Yes, it does. Why do you think that is?
wealthy people keep making good decisions while po folks make worse ones ? Obama for example.
Yes, it does. Why do you think that is?
wealthy people keep making good decisions while po folks make worse ones ? Obama for example.
Obama is a wealthy person.
ok fair, voting for Obama.
If Obama is a wealthy person, then, according to your formula, he must be making good decisions. Either that, or he's an exception to your rule, but he does seem to be making money for himself and his family.
I'm not sure how many wealthy vs. not so wealthy voted for him, but I'd be willing to bet that the wealthy ones who didn't aren't any better off than the ones who did.
I'm also not so sure that voting McCain/Palin was such a good decision either. Maybe there wasn't a good decision to be made last time around.
here's another hypothesis: The wealthy keep getting more wealthy because money begets money.
haha. ok po folks make worse decisions LIKE voting for Obama.
the wealthy know the difference between presidential candidates only impact them marginally while that impact is far greater on those of more humble means.
On the other hand, it is the poor who go and fight the wars that the CIC decides to start, at least mostly the poor.
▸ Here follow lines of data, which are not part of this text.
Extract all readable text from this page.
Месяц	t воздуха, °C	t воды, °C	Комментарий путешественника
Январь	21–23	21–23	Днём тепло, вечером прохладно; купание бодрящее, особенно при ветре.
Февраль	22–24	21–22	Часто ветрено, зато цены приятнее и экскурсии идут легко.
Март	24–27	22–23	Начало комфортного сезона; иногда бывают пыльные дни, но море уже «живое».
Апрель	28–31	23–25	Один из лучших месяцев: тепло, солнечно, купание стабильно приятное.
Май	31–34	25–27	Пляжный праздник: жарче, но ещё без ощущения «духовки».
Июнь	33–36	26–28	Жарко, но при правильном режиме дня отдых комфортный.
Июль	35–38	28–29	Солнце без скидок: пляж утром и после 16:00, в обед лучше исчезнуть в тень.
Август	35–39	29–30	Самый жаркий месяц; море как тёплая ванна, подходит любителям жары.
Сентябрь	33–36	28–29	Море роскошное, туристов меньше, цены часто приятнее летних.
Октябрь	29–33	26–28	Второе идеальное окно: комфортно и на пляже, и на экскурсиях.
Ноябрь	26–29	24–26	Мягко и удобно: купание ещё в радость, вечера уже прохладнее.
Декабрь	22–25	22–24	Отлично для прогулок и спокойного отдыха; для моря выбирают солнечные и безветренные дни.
Another Leftist myth to be debunked...
The U.S. military is not a "poor man's force." The data shows the force is more educated than the population at large. More servicemembers have some college than the typical 18- to 24-year-olds. On the socioeconomic side, the military is strongly middle class. - About.com
And...
In an interview Tuesday, Gilroy said the socio-economic data dispels the myth that recruits hail disproportionately from families in poverty or surviving on modest incomes. He cited a Heritage Foundation study showing that from 1999 to 2007, the percentage of non-prior-service recruits entering the military from families in the nation's poorest neighborhoods fell from 18 percent down to 10.7 percent. Recruits from families living in richest one-fifth of neighborhoods rose from 18.6 percent to 24.9 percent.
Recruits in 2006 and 2007, the latest years for available data, were modestly over-representative of neighborhoods where average family income is $40,000 or more. Neighborhoods with family incomes below $40,000 were under-represented among recruits signed during those two years. - Military.com
Wow! Myth debunked. I stand corrected.
So, who is affected most by the choice of president, then, the rich or the poor? It's beginning to sound like the rich have a bigger stake in the game.
From a statistical standpoint, the "poor" don't really have much to lose and everything to gain, the "rich" don't have much to gain (that they don't already have) but a lot to lose, so the middle class would seem to be the most affected since they could go either way as a result of presidential policy.